Hogaño es una de las palabras que más me gustan de cuantas integran el pequeño diccionario que incorpora el habla que compartimos los vecinos más viejos de mi pueblo, siquiera esporádica o circunstancialmente. Un ‘pseudoidioma’ autóctono y casi  ‘geologizado’ al que, como a tantas otras cosas, le quedan cuatro peladas para que lo engulla la insaciable voracidad de la dichosa globalización que nos arrasa.

Hogaño me trae reminiscencias de los primeros balbuceos y aprendizajes, que fueron los más intensos y unos de los más productivos que recuerdo, como le sucede a casi todo el mundo. Pero, además, evoca en mi memoria rostros, facciones, caracteres de seres que conocí, que renacen en mi imaginación y que logran emocionarme invocando un mundo de sensaciones gratificantes y de experiencias amables. La semana pasada repasaba algunos de esos rostros mientras recorría en mi paseo vespertino la orilla de los muros que circundan el camposanto. Llegué a entrar en él cuando el sol amenazaba con esconderse tras la Peña María, desparramando sus oropelados reflejos sobre las lápidas que cierran cada una de las tumbas que se apilan uniformemente a lo largo de los tapiales, iluminando lívidamente y dando un reconfortante calorcillo a las congeladas imágenes que reproducen las fotografías de sus carnets de identidad, o a los trazos que dibujan los nombres y apellidos de decenas de personas que conocí y que siguen en mi pensamiento con una nitidez tan sorprendente que a veces me espanta.

Llegó hogaño y con él llega buena cosa, como se decía hace años. Porque decir hogaño equivale a sentenciar que hemos dejado atrás una de las fiestas más aburridas del calendario religioso, que conmemora uno de los episodios menos ingeniosos y emocionantes de cuantos integran la gran historia que cuenta la Biblia, una fabulación tan enigmática y reveladora en su primera parte como retrógrada y aburrida en la segunda. La Navidad es una festividad que nunca me ha gustado y que cada vez me decepciona y me enfada más. En parte la visualizo como una construcción artificiosa y estrafalaria, que combina la ñoñería de los villancicos y los lugares comunes con las interminables, pantagruélicas e insalubres comilonas que tan poco me convienen. Por otro lado, la tengo asociada al lucro desmedido y al consumismo atroz, que no entienden de límites razonables, ni me interesan lo más mínimo. Además, con las últimas Navidades dejé atrás un penúltimo trabajo académico, autoimpuesto por compromiso, que me ha resultado tan interesante como tedioso, además de ocuparme infinidad de horas y tener que dejar en el abandono algunas de mis más gratificantes costumbres.

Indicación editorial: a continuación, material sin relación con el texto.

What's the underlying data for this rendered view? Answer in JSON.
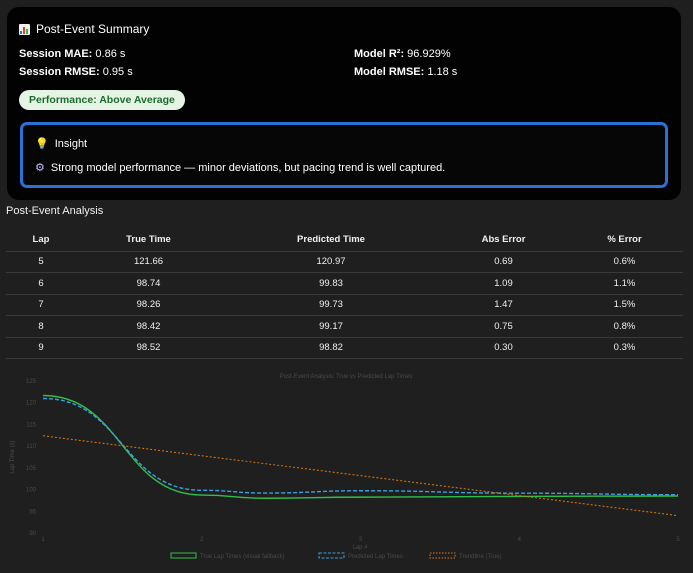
{
  "summary": {
    "title": "Post-Event Summary",
    "icon": "bar-chart-icon",
    "session_mae_label": "Session MAE:",
    "session_mae_value": "0.86 s",
    "session_rmse_label": "Session RMSE:",
    "session_rmse_value": "0.95 s",
    "model_r2_label": "Model R²:",
    "model_r2_value": "96.929%",
    "model_rmse_label": "Model RMSE:",
    "model_rmse_value": "1.18 s",
    "badge": "Performance: Above Average",
    "insight_title": "Insight",
    "insight_text": "Strong model performance — minor deviations, but pacing trend is well captured.",
    "accent_color": "#2a72d6"
  },
  "analysis": {
    "title": "Post-Event Analysis",
    "columns": [
      "Lap",
      "True Time",
      "Predicted Time",
      "Abs Error",
      "% Error"
    ],
    "rows": [
      [
        "5",
        "121.66",
        "120.97",
        "0.69",
        "0.6%"
      ],
      [
        "6",
        "98.74",
        "99.83",
        "1.09",
        "1.1%"
      ],
      [
        "7",
        "98.26",
        "99.73",
        "1.47",
        "1.5%"
      ],
      [
        "8",
        "98.42",
        "99.17",
        "0.75",
        "0.8%"
      ],
      [
        "9",
        "98.52",
        "98.82",
        "0.30",
        "0.3%"
      ]
    ]
  },
  "chart_data": {
    "type": "line",
    "title": "Post-Event Analysis: True vs Predicted Lap Times",
    "xlabel": "Lap #",
    "ylabel": "Lap Time (s)",
    "x": [
      1,
      2,
      3,
      4,
      5
    ],
    "xlim": [
      1,
      5
    ],
    "ylim": [
      90,
      125
    ],
    "yticks": [
      90,
      95,
      100,
      105,
      110,
      115,
      120,
      125
    ],
    "grid": false,
    "legend_position": "bottom",
    "series": [
      {
        "name": "True Lap Times (visual fallback)",
        "color": "#2fbf4a",
        "style": "solid",
        "x": [
          1,
          2,
          2.4,
          3,
          4,
          5
        ],
        "values": [
          121.66,
          98.74,
          98.0,
          98.26,
          98.42,
          98.52
        ]
      },
      {
        "name": "Predicted Lap Times",
        "color": "#3aa0e0",
        "style": "dashed",
        "x": [
          1,
          2,
          2.4,
          3,
          4,
          5
        ],
        "values": [
          120.97,
          99.83,
          99.2,
          99.73,
          99.17,
          98.82
        ]
      },
      {
        "name": "Trendline (True)",
        "color": "#e07a10",
        "style": "dotted",
        "x": [
          1,
          5
        ],
        "values": [
          112.4,
          94.0
        ]
      }
    ]
  }
}
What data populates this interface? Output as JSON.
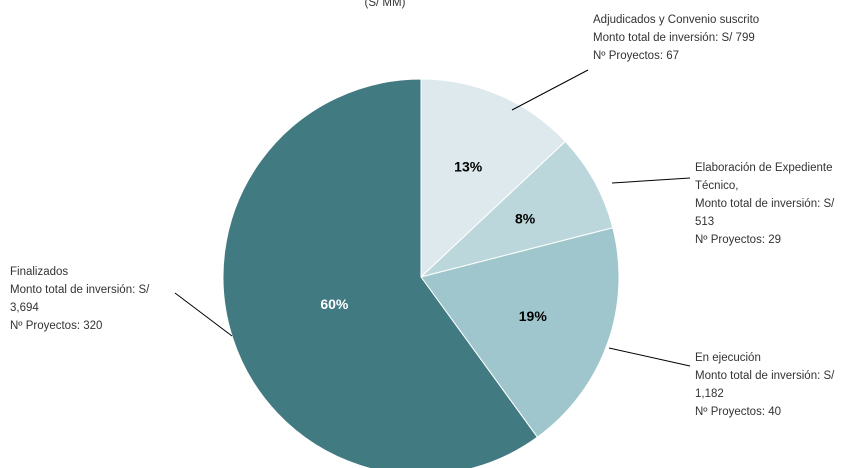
{
  "chart_data": {
    "type": "pie",
    "subtitle": "(S/ MM)",
    "values": [
      13,
      8,
      19,
      60
    ],
    "value_labels": [
      "13%",
      "8%",
      "19%",
      "60%"
    ],
    "colors": [
      "#dde9ec",
      "#bcd7db",
      "#9fc6cc",
      "#427a82"
    ],
    "labels": [
      [
        "Adjudicados y Convenio suscrito",
        "Monto total de inversión: S/ 799",
        "Nº Proyectos: 67"
      ],
      [
        "Elaboración de Expediente",
        "Técnico,",
        "Monto total de inversión: S/",
        "513",
        "Nº Proyectos: 29"
      ],
      [
        "En ejecución",
        "Monto total de inversión: S/",
        "1,182",
        "Nº Proyectos: 40"
      ],
      [
        "Finalizados",
        "Monto total de inversión: S/",
        "3,694",
        "Nº Proyectos: 320"
      ]
    ]
  }
}
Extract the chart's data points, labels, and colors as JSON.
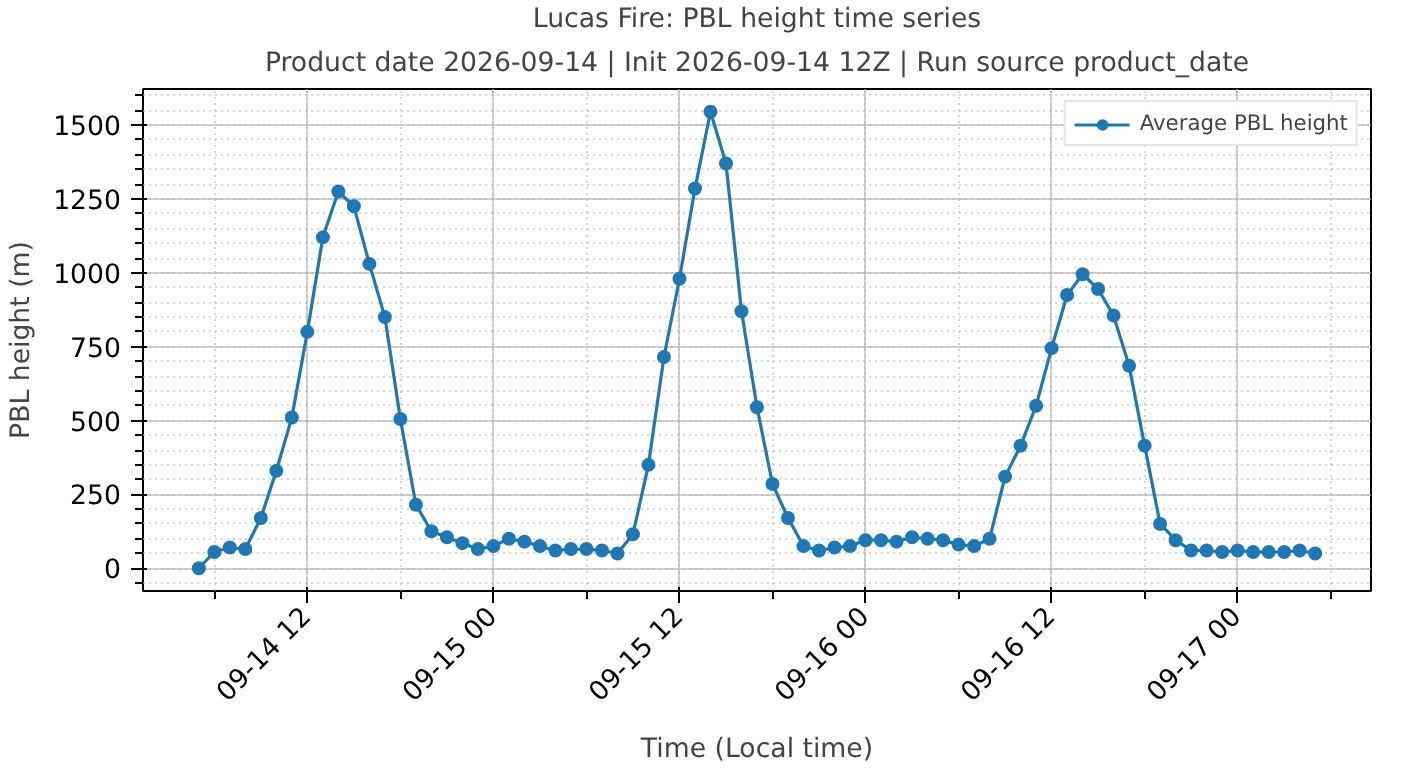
{
  "chart_data": {
    "type": "line",
    "title": "Lucas Fire: PBL height time series",
    "subtitle": "Product date 2026-09-14 | Init 2026-09-14 12Z | Run source product_date",
    "xlabel": "Time (Local time)",
    "ylabel": "PBL height (m)",
    "x": [
      "2026-09-14T05:00",
      "2026-09-14T06:00",
      "2026-09-14T07:00",
      "2026-09-14T08:00",
      "2026-09-14T09:00",
      "2026-09-14T10:00",
      "2026-09-14T11:00",
      "2026-09-14T12:00",
      "2026-09-14T13:00",
      "2026-09-14T14:00",
      "2026-09-14T15:00",
      "2026-09-14T16:00",
      "2026-09-14T17:00",
      "2026-09-14T18:00",
      "2026-09-14T19:00",
      "2026-09-14T20:00",
      "2026-09-14T21:00",
      "2026-09-14T22:00",
      "2026-09-14T23:00",
      "2026-09-15T00:00",
      "2026-09-15T01:00",
      "2026-09-15T02:00",
      "2026-09-15T03:00",
      "2026-09-15T04:00",
      "2026-09-15T05:00",
      "2026-09-15T06:00",
      "2026-09-15T07:00",
      "2026-09-15T08:00",
      "2026-09-15T09:00",
      "2026-09-15T10:00",
      "2026-09-15T11:00",
      "2026-09-15T12:00",
      "2026-09-15T13:00",
      "2026-09-15T14:00",
      "2026-09-15T15:00",
      "2026-09-15T16:00",
      "2026-09-15T17:00",
      "2026-09-15T18:00",
      "2026-09-15T19:00",
      "2026-09-15T20:00",
      "2026-09-15T21:00",
      "2026-09-15T22:00",
      "2026-09-15T23:00",
      "2026-09-16T00:00",
      "2026-09-16T01:00",
      "2026-09-16T02:00",
      "2026-09-16T03:00",
      "2026-09-16T04:00",
      "2026-09-16T05:00",
      "2026-09-16T06:00",
      "2026-09-16T07:00",
      "2026-09-16T08:00",
      "2026-09-16T09:00",
      "2026-09-16T10:00",
      "2026-09-16T11:00",
      "2026-09-16T12:00",
      "2026-09-16T13:00",
      "2026-09-16T14:00",
      "2026-09-16T15:00",
      "2026-09-16T16:00",
      "2026-09-16T17:00",
      "2026-09-16T18:00",
      "2026-09-16T19:00",
      "2026-09-16T20:00",
      "2026-09-16T21:00",
      "2026-09-16T22:00",
      "2026-09-16T23:00",
      "2026-09-17T00:00",
      "2026-09-17T01:00",
      "2026-09-17T02:00",
      "2026-09-17T03:00",
      "2026-09-17T04:00",
      "2026-09-17T05:00"
    ],
    "series": [
      {
        "name": "Average PBL height",
        "color": "#1f77b4",
        "values": [
          0,
          55,
          70,
          65,
          170,
          330,
          510,
          800,
          1120,
          1275,
          1225,
          1030,
          850,
          505,
          215,
          125,
          105,
          85,
          65,
          75,
          100,
          90,
          75,
          60,
          65,
          65,
          60,
          50,
          115,
          350,
          715,
          980,
          1285,
          1545,
          1370,
          870,
          545,
          285,
          170,
          75,
          60,
          70,
          75,
          95,
          95,
          90,
          105,
          100,
          95,
          80,
          75,
          100,
          310,
          415,
          550,
          745,
          925,
          995,
          945,
          855,
          685,
          415,
          150,
          95,
          60,
          60,
          55,
          60,
          55,
          55,
          55,
          60,
          50
        ]
      }
    ],
    "xlim": [
      "2026-09-14T01:24",
      "2026-09-17T08:36"
    ],
    "xticks": [
      {
        "value": "2026-09-14T12:00",
        "label": "09-14 12"
      },
      {
        "value": "2026-09-15T00:00",
        "label": "09-15 00"
      },
      {
        "value": "2026-09-15T12:00",
        "label": "09-15 12"
      },
      {
        "value": "2026-09-16T00:00",
        "label": "09-16 00"
      },
      {
        "value": "2026-09-16T12:00",
        "label": "09-16 12"
      },
      {
        "value": "2026-09-17T00:00",
        "label": "09-17 00"
      }
    ],
    "ylim": [
      -77,
      1622
    ],
    "yticks": [
      0,
      250,
      500,
      750,
      1000,
      1250,
      1500
    ],
    "grid": true,
    "legend": "top right",
    "marker": "circle",
    "line_style": "solid"
  }
}
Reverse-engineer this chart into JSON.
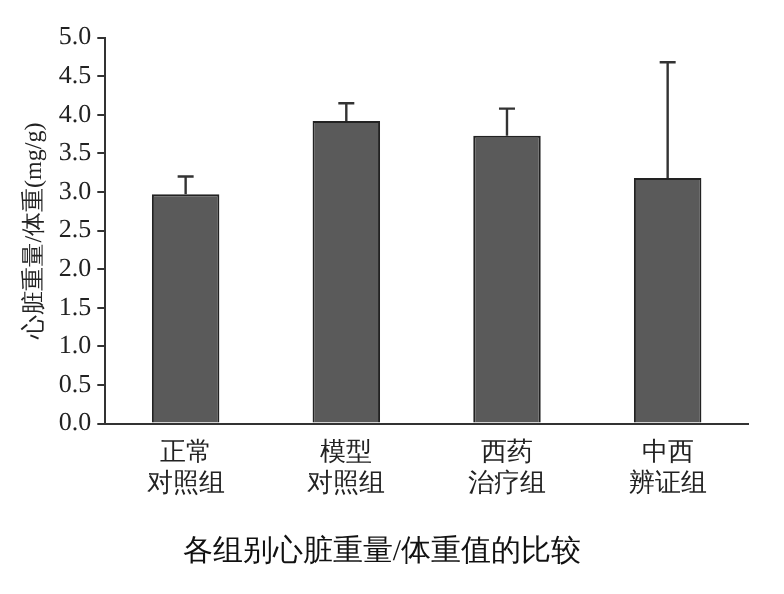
{
  "chart_data": {
    "type": "bar",
    "title": "各组别心脏重量/体重值的比较",
    "ylabel": "心脏重量/体重(mg/g)",
    "categories": [
      "正常对照组",
      "模型对照组",
      "西药治疗组",
      "中西辨证组"
    ],
    "values": [
      2.97,
      3.92,
      3.73,
      3.18
    ],
    "color": "#5a5a5a",
    "errors": [
      [
        2.97,
        3.2
      ],
      [
        3.92,
        4.15
      ],
      [
        3.73,
        4.08
      ],
      [
        3.18,
        4.68
      ]
    ],
    "ylim": [
      0,
      5
    ],
    "yticks": [
      {
        "value": 0,
        "label": "0.0"
      },
      {
        "value": 0.5,
        "label": "0.5"
      },
      {
        "value": 1,
        "label": "1.0"
      },
      {
        "value": 1.5,
        "label": "1.5"
      },
      {
        "value": 2,
        "label": "2.0"
      },
      {
        "value": 2.5,
        "label": "2.5"
      },
      {
        "value": 3,
        "label": "3.0"
      },
      {
        "value": 3.5,
        "label": "3.5"
      },
      {
        "value": 4,
        "label": "4.0"
      },
      {
        "value": 4.5,
        "label": "4.5"
      },
      {
        "value": 5,
        "label": "5.0"
      }
    ],
    "grid": false,
    "legend": false
  }
}
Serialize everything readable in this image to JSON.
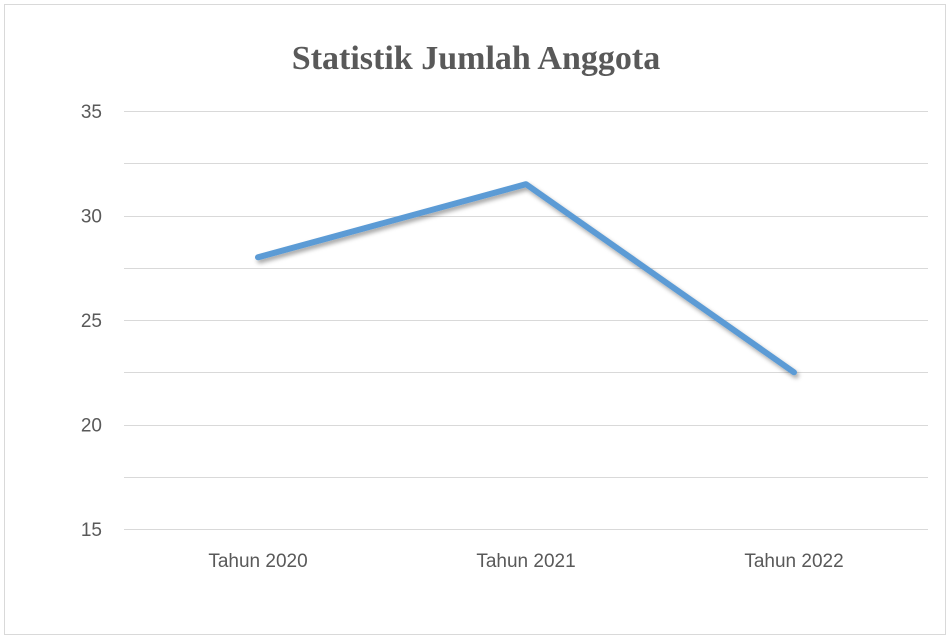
{
  "chart_data": {
    "type": "line",
    "title": "Statistik Jumlah Anggota",
    "categories": [
      "Tahun 2020",
      "Tahun 2021",
      "Tahun 2022"
    ],
    "series": [
      {
        "values": [
          28,
          31.5,
          22.5
        ],
        "color": "#5b9bd5"
      }
    ],
    "ylim": [
      15,
      35
    ],
    "yticks": [
      "15",
      "20",
      "25",
      "30",
      "35"
    ],
    "gridline_step": 2.5,
    "grid": true,
    "legend": "none",
    "gridline_color": "#d9d9d9"
  }
}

Así que, como se decía antaño, bienvenido sea hogaño porque en él tengo puestas mis esperanzas. Ya he hecho algunos proyectos que pienso llevar a cabo en el año que alborea. Tengo otras cosas en perspectiva y espero que me salgan muchas más. Pero, por encima de todo, para hogaño sigo teniendo una ilusión principal: vivir la vida con relativa salud y razonable felicidad. Ese es mi escueto e ilusionante proyecto, que espero seguir cultivando durante muchos más hogaños.